Royaume-Uni : le gouvernement va interdire les réseaux sociaux aux moins de 16 ans



2026-06-17 08:49:00

Le gouvernement britannique envisage de franchir une étape majeure dans la protection des mineurs en ligne en interdisant l’accès aux réseaux sociaux aux jeunes de moins de 16 ans. Une décision justifiée par les préoccupations croissantes concernant la santé mentale des adolescents, le cyberharcèlement et les contenus inappropriés auxquels les jeunes sont exposés.



« Les réseaux sociaux rendent les enfants malheureux. Ils facilitent le harcèlement et les abus », a déclaré le chef du gouvernement britannique, défendant une mesure qu’il considère comme une « étape importante » pour le pays et les familles.

Cette initiative s’inscrit dans un mouvement international visant à mieux encadrer l’usage des plateformes numériques par les mineurs. Plusieurs études ont mis en évidence les effets négatifs d’une exposition excessive aux réseaux sociaux, notamment l’anxiété, la dépression, les troubles du sommeil et la baisse de l’estime de soi chez les adolescents.

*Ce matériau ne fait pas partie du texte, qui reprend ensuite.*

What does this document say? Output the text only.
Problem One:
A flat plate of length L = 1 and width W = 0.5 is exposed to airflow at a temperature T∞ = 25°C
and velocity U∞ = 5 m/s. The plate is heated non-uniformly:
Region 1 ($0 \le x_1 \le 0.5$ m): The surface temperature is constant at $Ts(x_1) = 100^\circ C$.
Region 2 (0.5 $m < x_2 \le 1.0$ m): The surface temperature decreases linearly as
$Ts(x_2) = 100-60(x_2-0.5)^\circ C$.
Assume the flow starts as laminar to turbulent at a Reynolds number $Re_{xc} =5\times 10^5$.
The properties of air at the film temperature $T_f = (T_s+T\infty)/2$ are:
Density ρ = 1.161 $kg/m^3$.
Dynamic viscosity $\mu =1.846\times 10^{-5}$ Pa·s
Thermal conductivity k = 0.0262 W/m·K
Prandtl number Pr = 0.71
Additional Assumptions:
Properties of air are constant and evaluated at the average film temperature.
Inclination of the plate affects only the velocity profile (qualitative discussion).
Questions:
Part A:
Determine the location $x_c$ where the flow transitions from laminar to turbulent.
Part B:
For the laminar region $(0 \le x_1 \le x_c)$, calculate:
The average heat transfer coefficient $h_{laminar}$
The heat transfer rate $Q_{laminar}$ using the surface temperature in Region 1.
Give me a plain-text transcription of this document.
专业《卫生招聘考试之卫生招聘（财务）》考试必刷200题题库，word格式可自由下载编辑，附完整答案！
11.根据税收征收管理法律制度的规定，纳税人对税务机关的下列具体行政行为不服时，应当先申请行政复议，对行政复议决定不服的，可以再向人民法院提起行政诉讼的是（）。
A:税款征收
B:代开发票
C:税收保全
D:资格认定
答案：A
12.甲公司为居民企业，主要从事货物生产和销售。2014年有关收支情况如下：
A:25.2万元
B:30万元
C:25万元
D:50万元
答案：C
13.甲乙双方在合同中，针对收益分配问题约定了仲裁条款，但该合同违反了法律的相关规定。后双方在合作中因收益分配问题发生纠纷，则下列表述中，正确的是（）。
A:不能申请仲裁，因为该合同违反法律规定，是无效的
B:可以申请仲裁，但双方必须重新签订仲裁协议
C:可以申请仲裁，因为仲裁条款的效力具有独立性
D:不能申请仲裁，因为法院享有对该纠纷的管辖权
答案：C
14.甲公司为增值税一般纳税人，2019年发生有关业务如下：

Le Royaume-Uni n’est pas le premier pays à envisager des restrictions d’âge plus strictes. D’autres États, notamment en Europe et en Océanie, ont engagé des réflexions similaires afin de renforcer la protection des enfants dans l’espace numérique. Pour les autorités britanniques, l’objectif est clair : réduire les risques liés au cyberharcèlement, aux prédateurs en ligne et à la diffusion de contenus violents ou inadaptés aux jeunes publics.

Cette décision relance également le débat sur la régulation des réseaux sociaux en Afrique, où l’usage du numérique connaît une croissance rapide, particulièrement chez les jeunes.

Au Gabon, comme dans de nombreux pays africains, les adolescents utilisent quotidiennement des plateformes telles que Facebook, Instagram, TikTok ou encore Snapchat. Si ces outils favorisent l’accès à l’information, l’apprentissage et la communication, ils exposent également les jeunes à des risques similaires à ceux observés dans les pays occidentaux : cyberharcèlement, désinformation, arnaques en ligne et contenus sensibles. Cependant, l’application d’une interdiction comparable à celle envisagée au Royaume-Uni soulève plusieurs défis.

D’abord, la vérification de l’âge des utilisateurs demeure complexe. Dans de nombreux pays africains, les systèmes d’identification numérique sont encore en développement, ce qui rend difficile le contrôle effectif de l’âge lors de la création d’un compte sur les réseaux sociaux.

Pour plusieurs spécialistes africains du numérique, la solution ne réside pas uniquement dans l’interdiction, mais également dans l’éducation. Ils plaident pour le renforcement de la sensibilisation des parents, des enseignants et des élèves aux bonnes pratiques en ligne.

Au Gabon, où la jeunesse représente une part importante de la population, le développement d’une véritable culture du numérique responsable pourrait constituer une réponse plus adaptée aux réalités locales. Des programmes de formation sur la cybersécurité, la protection des données personnelles et la lutte contre le cyberharcèlement permettraient de mieux préparer les jeunes aux défis du monde connecté.

La réflexion engagée au Royaume-Uni pose finalement une question universelle : comment protéger les mineurs sans limiter excessivement leur accès aux outils numériques devenus essentiels à l’éducation, à l’information et à la vie sociale ?

Pour les pays africains, et particulièrement pour le Gabon, le débat reste ouvert. Si la protection des enfants sur Internet apparaît aujourd’hui comme une priorité, les solutions devront tenir compte des réalités technologiques, sociales et économiques propres au continent.

Une chose est certaine : à mesure que le numérique s’impose dans le quotidien des jeunes Africains, la question de leur sécurité en ligne deviendra un enjeu majeur des politiques publiques dans les années à venir.